Por Guillermo Rodríguez Sánchez
La Habana.- Un amigo me comentaba hace unos minutos consternado: «las imágenes que estoy viendo salir poco a poco acerca del paso del huracán Oscar por el oriente del país son sobrecogedoras e indican una cifra de fallecidos que posiblemente jamás vamos a saber».
Y en varios videos tomados por la población, mientras ocurría el terror natural que he visto poco a poco espantado, hay un denominador común, la gente es la que rescata a la gente, el vecino rescata al vecino.
No veo policías, no veo una balsa del ejército, no veo un vehículo anfibio, no veo a la tan anunciada Defensa Civil.
Al menos no durante la caliente, cuando había que ir pa’ arriba del lío, aparecen ahora, casualmente junto a las cámaras de la televisión.
Aparecen ahora, cuando llegó el Estado Mayor inútil para el postureo del desastre, aparecen ahora incluso helicópteros protagonizando espectaculares rescates tres días después.
Y ojo, toda vida salvada es una bendición mayúscula, no pongo en duda tampoco la valía de esos rescatistas, muchachos reclutas de pueblo también en su mayoría.

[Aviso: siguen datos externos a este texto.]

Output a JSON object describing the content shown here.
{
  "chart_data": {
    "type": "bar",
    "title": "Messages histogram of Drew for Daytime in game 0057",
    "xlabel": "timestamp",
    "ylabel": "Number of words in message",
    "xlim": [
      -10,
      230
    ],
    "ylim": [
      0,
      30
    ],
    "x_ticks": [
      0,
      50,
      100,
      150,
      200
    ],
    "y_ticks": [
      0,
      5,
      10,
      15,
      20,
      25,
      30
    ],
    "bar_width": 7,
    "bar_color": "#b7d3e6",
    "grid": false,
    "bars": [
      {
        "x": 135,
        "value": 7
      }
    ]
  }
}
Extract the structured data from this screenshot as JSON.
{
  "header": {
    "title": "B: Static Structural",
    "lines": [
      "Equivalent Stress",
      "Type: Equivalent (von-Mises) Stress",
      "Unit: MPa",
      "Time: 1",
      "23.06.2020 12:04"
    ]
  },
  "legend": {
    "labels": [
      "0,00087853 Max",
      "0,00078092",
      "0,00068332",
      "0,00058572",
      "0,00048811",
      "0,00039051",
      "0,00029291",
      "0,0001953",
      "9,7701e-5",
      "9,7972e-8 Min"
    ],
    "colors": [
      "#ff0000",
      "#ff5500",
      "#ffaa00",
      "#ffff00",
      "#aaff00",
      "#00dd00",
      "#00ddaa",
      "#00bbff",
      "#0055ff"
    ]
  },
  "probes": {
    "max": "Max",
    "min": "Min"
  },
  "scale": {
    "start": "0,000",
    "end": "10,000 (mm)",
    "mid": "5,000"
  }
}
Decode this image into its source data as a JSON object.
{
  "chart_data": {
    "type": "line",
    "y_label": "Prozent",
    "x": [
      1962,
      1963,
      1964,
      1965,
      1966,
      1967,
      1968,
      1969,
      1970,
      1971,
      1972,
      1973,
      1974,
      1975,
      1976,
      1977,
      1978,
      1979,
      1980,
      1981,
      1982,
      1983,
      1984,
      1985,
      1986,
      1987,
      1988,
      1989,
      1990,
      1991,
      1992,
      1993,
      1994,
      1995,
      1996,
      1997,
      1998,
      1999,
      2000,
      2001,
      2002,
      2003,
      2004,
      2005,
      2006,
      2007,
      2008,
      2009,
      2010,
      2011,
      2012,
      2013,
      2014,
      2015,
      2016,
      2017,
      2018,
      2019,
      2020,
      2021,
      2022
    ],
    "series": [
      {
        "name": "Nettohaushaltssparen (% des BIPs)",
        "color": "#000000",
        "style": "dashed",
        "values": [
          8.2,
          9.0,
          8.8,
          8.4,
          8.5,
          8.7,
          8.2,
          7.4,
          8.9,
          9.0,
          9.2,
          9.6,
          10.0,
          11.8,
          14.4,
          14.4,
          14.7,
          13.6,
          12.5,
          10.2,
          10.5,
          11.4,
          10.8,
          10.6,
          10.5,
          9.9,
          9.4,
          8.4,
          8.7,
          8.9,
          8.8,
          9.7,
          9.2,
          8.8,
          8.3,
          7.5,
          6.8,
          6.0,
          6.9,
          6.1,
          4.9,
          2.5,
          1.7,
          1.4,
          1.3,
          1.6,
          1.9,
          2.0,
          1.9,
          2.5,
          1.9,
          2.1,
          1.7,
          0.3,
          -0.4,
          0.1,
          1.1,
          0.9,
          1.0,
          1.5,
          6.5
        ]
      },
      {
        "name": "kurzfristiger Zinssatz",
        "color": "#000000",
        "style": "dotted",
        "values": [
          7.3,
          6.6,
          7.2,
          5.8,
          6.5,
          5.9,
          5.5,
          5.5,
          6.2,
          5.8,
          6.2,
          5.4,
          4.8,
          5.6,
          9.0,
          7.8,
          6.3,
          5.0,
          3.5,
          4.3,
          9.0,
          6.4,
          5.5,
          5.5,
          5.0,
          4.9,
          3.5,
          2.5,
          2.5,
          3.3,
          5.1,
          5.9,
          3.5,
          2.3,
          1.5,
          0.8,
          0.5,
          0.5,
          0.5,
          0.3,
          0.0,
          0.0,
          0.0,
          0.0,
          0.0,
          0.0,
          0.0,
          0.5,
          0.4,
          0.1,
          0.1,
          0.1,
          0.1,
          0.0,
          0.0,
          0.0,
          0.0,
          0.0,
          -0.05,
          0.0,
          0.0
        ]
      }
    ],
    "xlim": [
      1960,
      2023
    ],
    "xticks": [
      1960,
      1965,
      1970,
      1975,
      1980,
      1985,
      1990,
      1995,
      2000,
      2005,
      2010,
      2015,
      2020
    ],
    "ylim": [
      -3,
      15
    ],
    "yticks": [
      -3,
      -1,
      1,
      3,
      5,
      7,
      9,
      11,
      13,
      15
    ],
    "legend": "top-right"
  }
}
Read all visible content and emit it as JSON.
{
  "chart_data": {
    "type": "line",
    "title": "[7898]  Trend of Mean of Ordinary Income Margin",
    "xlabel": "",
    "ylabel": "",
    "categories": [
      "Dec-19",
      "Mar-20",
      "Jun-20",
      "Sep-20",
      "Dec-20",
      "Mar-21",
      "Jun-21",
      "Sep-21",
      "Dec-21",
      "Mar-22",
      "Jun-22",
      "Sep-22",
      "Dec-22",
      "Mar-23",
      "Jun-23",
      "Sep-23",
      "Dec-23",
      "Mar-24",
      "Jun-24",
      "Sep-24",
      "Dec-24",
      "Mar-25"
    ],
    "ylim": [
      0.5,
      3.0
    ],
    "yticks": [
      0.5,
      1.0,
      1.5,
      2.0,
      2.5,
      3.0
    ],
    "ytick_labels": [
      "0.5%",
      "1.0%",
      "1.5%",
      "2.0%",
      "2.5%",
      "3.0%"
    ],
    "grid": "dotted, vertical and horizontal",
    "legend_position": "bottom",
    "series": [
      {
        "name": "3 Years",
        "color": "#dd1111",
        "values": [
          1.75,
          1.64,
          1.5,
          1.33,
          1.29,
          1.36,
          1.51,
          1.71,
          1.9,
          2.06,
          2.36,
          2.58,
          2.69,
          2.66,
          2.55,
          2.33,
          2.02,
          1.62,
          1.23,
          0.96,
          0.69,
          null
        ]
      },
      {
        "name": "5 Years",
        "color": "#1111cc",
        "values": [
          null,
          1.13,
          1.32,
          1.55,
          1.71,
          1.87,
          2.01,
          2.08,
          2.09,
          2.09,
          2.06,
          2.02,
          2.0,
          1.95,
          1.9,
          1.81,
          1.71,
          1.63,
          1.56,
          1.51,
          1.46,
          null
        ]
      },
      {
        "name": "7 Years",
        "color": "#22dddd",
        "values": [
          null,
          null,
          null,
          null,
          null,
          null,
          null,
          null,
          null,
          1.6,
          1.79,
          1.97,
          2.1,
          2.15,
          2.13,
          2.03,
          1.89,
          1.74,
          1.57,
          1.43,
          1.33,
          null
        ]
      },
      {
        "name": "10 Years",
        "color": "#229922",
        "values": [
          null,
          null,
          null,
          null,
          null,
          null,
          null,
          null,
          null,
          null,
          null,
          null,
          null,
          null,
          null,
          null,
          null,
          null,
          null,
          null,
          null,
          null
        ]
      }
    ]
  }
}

Respeto absoluto para el que está abriendo ahora mismo una trocha en medio del lodazal, admiración infinita para el rastrero que traslada la escasa comida disponible jugándose la vida en la carretera.
Pero no es suficiente, suficiente sería que aparezca el mismo despliegue de fuerzas y recursos ilimitados cuando sopla el viento y arrecia la inundación que cuando suena un insignificante caldero vacío en Maisí.